На обратном пути Табита стала благодарить Доминика.

– Пойми, – сказал в ответ Доминик. – Я очень люблю его живопись и пользуюсь любым удобным случаем, чтобы наведываться сюда почаще.

– А как ты приглашение получил? – поинтересовалась Табита. – Я читала, что Тернер неохотно пускает в свою галерею посетителей, чаще всего отказывает тем, кто его об этом просит. Твое положение в свете не имеет для него никакого значения.

– Разумеется. Титул и богатство ничто в сравнении с его даром. Но я написал ему письмо, очень тактичное и убедительное. Он почти сразу мне ответил.

Жаль, что он не унаследовал хотя бы немного обаяния своего отца. Старик – прекрасный человек.

– Мне тоже так показалось, – согласилась Табита и с улыбкой спросила: – Ты видел, сколько там кошек?

– Видел. И грязь тоже видел.

Табита поморщилась:

– Почему он не держит прислуги? Это вряд ли разорило бы его.

Доминик рассмеялся:

– Вот уж не думал, что ты это заметила! Ты целиком была поглощена его картинами…

– Я же не слепая, верно? Хотя должна признаться, очарована его полотнами. Господи, Доминик, чего бы я не отдала за такой талант, как у него! За то, чтобы все видеть, подмечать и переносить на холст. У меня двоякое чувство. Хочется прямо сейчас броситься к мольберту и попробовать те сочетания красок, которыми пользуется он. Но смогу ли я после того, что увидела, смотреть на свои примитивные рисунки?

– Табби, учись на том, что увидела, а отчаяние и неуверенность гони прочь.

Ее лицо просветлело, и она тепло ему улыбнулась:

– Прости меня, пожалуйста, неблагодарную! Я так и сделаю.

Едва они въехали в парк, как Доминик натянул вожжи и пустил лошадей шагом. В этот час здесь было мало экипажей и еще меньше гуляющих. Почти каждый их приветствовал. Кто улыбкой, кто взмахом руки или парой приветливых глаз.

– Тебя почти все знают, – сказала Табита. – А ведь все последние годы ты был за границей.

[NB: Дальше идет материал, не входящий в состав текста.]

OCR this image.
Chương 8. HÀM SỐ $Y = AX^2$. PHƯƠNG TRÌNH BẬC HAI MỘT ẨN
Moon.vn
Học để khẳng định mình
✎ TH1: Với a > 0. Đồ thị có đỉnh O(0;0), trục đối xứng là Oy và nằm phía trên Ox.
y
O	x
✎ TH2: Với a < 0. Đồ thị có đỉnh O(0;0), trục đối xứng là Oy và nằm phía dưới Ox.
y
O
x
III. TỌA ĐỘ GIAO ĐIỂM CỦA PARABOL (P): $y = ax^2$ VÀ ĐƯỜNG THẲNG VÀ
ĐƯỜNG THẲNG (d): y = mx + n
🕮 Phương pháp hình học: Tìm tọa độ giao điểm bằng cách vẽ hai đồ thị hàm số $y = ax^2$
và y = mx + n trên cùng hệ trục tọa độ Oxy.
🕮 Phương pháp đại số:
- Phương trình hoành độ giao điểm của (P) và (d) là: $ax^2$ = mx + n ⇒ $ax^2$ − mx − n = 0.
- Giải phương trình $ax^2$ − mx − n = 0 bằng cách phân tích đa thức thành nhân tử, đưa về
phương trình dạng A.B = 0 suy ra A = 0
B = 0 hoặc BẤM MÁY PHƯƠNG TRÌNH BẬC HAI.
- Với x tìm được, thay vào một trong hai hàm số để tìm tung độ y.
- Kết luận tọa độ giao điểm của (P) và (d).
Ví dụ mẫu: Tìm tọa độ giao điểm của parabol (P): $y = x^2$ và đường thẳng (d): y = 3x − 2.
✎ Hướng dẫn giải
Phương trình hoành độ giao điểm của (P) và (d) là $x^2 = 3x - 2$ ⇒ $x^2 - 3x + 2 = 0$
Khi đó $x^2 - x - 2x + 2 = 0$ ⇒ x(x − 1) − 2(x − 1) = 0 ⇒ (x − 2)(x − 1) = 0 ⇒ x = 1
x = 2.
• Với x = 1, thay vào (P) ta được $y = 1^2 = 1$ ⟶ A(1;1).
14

– Но я несколько раз приезжал на побывку, – объяснил он. – И ты должна помнить, что все сливки общества непременно должны выведать, кто ты и какое у тебя состояние. Не будь я богатым наследником, никто не обратил бы на меня внимания.

– Но я не имею никакого богатства, а относятся ко мне все по-доброму чуть ли не с первого дня, как я сюда приехала, – возразила Табита. – Неужели только потому, что мы с тобой в дружеских отношениях?

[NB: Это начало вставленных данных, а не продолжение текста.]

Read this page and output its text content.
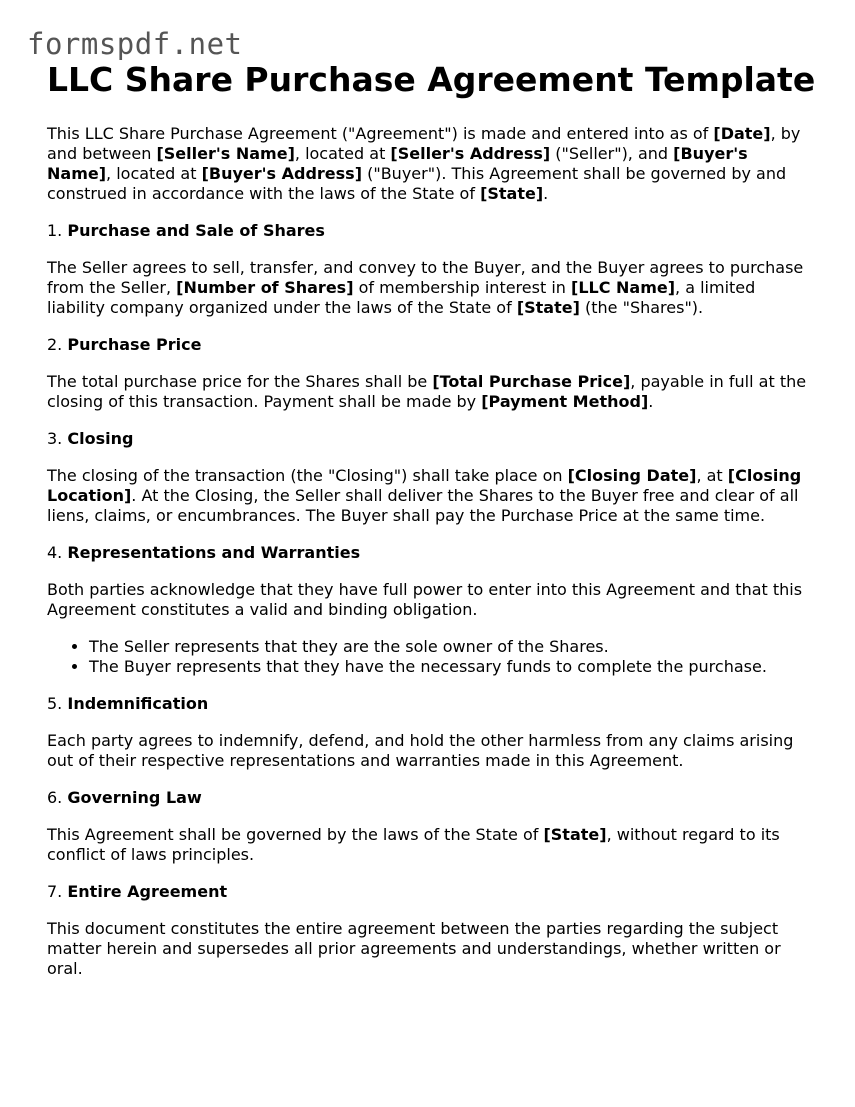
formspdf.net
LLC Share Purchase Agreement Template

This LLC Share Purchase Agreement ("Agreement") is made and entered into as of [Date], by and between [Seller's Name], located at [Seller's Address] ("Seller"), and [Buyer's Name], located at [Buyer's Address] ("Buyer"). This Agreement shall be governed by and construed in accordance with the laws of the State of [State].

1. Purchase and Sale of Shares

The Seller agrees to sell, transfer, and convey to the Buyer, and the Buyer agrees to purchase from the Seller, [Number of Shares] of membership interest in [LLC Name], a limited liability company organized under the laws of the State of [State] (the "Shares").

2. Purchase Price

The total purchase price for the Shares shall be [Total Purchase Price], payable in full at the closing of this transaction. Payment shall be made by [Payment Method].

3. Closing

The closing of the transaction (the "Closing") shall take place on [Closing Date], at [Closing Location]. At the Closing, the Seller shall deliver the Shares to the Buyer free and clear of all liens, claims, or encumbrances. The Buyer shall pay the Purchase Price at the same time.

4. Representations and Warranties

Both parties acknowledge that they have full power to enter into this Agreement and that this Agreement constitutes a valid and binding obligation.

• The Seller represents that they are the sole owner of the Shares.
• The Buyer represents that they have the necessary funds to complete the purchase.

5. Indemnification

Each party agrees to indemnify, defend, and hold the other harmless from any claims arising out of their respective representations and warranties made in this Agreement.

6. Governing Law

This Agreement shall be governed by the laws of the State of [State], without regard to its conflict of laws principles.

7. Entire Agreement

This document constitutes the entire agreement between the parties regarding the subject matter herein and supersedes all prior agreements and understandings, whether written or oral.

Доминик увидел в ее прелестных глазах горькое разочарование. Мысленно обругав себя за оплошность, он поспешил ответить:

– Вовсе нет. Незамужняя молодая дама не может появляться в обществе без компаньонки. Но после того как тебя всем представили, необходимость в компаньонке отпала. Разве ты не привлекла внимания многочисленных поклонников?

Словно в подтверждение его слов к ним приблизился тильбюри, открытый двухколесный экипаж, сидевший в нем джентльмен приветственно помахал рукой. Доминик, узнав Максвелла Деннисона, обернулся к Табите:

– Если хочешь, можем остановиться. Или предпочитаешь разочаровать господина?

– Сама не знаю, – неуверенно протянула Табита. – Скорее нет, но… Остановись, Доминик, пожалуйста! Мне не хочется его обижать.

Доминик натянул вожжи, откинулся на сиденье и с интересом наблюдал за достопочтенным Максвеллом.

– Мисс Монтекью, – промолвил Максвелл, глядя на девушку с нескрываемым восхищением. – Как хорошо, что мне пришла в голову мысль поехать сегодня в Гайд-парк подышать свежим воздухом!

Табита вежливо кивнула.

– Смею ли я надеяться увидеть вас сегодня на званом вечере у леди Резерфорд?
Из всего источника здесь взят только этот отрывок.